Setelah membahas sumber hukum Islam Utama dari sudut  Why dari pada what . Kita akan memasuki area baru yang lebih dalam yaitu Fiqih. Fiqih memiliki arti paham. Ilmu Fiqih adalah ilmu yang mempelajari hukum-hukum syariat (aturan) Islam. Semakin paham akan hukum-hukum syariah Islam, maka akan menuju pada proses perumusan fatwa.

Fiqih sendiri terbagi dalam beberapa diantaranya dua yaitu Fiqih Ibadah dan Fiqih Muamalah. Fiqih Ibadadah adalah fiqih yang mengatur hubungan manusia dengan Tuhan, sedangkan Fiqih yang mengatur hubungan manusia dengan manusia disebut Fiqih Muamalah. Pendapat ulama lain untuk membedakan kedua fiqih ini adalah dilihat dari niat, jika diniatkan untuk tujuan akhirat maka menjadi fiqih Ibadah, dan jika diniatkan untuk sekedar memenuthi kebutuhan duni maka dinamakan fiqih muamalah.
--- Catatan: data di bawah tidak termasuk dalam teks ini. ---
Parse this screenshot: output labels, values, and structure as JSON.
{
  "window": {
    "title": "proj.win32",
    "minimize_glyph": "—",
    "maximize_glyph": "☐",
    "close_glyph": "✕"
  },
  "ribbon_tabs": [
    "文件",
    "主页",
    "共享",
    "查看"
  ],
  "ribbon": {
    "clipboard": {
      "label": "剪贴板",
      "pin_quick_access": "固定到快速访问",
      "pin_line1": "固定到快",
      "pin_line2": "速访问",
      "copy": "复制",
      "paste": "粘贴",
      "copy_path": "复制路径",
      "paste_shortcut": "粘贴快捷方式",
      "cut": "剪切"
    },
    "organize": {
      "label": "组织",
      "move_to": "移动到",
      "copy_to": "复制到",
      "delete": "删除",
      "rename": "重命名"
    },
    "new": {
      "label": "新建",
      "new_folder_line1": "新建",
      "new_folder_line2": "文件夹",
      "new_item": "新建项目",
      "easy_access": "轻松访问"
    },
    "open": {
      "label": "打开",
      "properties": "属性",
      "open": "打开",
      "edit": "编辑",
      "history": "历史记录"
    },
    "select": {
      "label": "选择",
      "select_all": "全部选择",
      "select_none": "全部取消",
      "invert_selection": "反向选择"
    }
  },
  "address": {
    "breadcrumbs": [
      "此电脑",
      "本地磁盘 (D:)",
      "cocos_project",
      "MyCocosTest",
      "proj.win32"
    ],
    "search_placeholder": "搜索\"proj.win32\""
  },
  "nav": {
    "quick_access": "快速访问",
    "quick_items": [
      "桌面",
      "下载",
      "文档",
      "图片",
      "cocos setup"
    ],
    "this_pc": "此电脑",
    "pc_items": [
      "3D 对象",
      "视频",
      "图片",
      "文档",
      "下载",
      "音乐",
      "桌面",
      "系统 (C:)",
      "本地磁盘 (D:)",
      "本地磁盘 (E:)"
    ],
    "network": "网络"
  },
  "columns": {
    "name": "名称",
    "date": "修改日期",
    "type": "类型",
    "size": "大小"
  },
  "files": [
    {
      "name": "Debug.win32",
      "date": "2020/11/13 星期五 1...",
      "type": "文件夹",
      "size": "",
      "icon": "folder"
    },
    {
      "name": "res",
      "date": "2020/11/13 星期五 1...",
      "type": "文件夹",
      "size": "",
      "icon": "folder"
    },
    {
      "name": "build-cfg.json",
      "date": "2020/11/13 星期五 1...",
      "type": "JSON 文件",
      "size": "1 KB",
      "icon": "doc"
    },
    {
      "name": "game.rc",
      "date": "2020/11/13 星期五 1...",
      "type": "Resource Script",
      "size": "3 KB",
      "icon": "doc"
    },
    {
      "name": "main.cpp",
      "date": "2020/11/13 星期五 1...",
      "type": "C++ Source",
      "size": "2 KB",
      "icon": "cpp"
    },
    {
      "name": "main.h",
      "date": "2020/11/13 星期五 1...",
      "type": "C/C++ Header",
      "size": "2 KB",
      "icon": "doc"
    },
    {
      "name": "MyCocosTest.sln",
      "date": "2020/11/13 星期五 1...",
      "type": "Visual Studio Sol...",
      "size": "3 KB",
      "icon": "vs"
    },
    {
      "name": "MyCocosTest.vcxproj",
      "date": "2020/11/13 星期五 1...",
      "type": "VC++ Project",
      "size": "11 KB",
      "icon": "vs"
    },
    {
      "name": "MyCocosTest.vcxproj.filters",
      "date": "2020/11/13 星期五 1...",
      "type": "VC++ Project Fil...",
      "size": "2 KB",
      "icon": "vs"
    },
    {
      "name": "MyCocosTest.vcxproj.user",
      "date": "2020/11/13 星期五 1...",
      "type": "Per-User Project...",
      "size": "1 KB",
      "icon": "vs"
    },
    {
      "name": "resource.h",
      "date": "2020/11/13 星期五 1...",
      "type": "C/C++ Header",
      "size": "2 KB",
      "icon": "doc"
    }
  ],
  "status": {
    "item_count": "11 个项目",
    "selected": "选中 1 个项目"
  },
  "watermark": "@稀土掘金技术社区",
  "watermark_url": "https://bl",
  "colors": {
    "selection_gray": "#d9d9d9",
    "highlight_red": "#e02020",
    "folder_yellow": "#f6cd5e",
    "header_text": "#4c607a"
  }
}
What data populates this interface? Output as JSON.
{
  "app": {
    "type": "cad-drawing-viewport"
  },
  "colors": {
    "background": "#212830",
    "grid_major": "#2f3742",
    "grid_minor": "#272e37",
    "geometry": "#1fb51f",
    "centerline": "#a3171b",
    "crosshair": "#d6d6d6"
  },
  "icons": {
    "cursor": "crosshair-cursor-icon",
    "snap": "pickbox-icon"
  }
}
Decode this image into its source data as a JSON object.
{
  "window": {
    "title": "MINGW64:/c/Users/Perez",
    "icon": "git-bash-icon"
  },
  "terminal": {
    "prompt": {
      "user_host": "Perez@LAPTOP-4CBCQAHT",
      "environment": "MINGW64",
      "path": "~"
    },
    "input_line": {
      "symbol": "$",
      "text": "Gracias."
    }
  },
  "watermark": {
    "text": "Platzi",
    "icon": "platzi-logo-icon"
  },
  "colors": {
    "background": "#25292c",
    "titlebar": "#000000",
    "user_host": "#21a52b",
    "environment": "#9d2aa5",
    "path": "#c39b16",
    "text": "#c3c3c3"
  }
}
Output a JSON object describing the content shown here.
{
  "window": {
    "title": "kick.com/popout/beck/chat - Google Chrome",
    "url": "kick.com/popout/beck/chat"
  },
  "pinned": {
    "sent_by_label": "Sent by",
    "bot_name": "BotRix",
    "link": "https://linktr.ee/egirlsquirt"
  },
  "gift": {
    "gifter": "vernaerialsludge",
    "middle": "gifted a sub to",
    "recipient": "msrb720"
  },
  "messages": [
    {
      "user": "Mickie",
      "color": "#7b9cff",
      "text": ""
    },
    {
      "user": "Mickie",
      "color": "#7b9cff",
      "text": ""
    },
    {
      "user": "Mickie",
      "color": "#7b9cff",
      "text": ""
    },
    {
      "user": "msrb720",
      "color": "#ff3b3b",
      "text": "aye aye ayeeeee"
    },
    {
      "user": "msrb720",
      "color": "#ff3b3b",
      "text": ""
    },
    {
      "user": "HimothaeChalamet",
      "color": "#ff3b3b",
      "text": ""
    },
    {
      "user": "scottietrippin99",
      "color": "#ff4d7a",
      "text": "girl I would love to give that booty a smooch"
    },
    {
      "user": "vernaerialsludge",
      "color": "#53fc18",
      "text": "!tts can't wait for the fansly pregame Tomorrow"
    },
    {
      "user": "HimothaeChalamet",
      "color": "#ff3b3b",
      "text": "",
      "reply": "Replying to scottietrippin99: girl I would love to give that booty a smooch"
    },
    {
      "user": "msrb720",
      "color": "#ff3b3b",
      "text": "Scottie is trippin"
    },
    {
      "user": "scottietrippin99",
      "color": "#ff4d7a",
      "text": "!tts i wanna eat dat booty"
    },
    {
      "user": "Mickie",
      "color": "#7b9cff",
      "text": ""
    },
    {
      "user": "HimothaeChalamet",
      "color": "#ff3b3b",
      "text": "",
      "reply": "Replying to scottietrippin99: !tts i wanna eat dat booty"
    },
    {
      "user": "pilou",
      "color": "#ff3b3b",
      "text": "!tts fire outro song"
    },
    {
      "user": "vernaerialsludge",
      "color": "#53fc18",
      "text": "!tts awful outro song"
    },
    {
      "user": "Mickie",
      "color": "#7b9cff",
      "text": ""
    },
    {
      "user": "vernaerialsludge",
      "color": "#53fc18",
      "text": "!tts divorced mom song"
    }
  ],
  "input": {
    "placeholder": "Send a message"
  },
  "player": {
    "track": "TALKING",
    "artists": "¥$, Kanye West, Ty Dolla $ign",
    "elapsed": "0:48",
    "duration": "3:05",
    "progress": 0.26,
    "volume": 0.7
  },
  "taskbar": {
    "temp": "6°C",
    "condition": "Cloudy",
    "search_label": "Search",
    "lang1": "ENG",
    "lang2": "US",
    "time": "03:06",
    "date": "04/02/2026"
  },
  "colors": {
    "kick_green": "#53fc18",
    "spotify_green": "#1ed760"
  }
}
Terdapat 7 kaidah fiqih Muamalat menurut (Qardhawi, 2010):


1.  Fiqih Muamalah adalah Mubah


Dasar utama dalam fiqih ibadah adalah dalil-dalil dari sumber hukum Islam “yang mengharuskan” seperti lakukan sholat, puasa, zakat dan ibadah lain yang harus umat muslim lakukan karena memang diperintahkan untuk mendirikan sholat, puasa zakat dan ibadah lain yang dianjurkan dalam Al-Qur’an ataupun hadist.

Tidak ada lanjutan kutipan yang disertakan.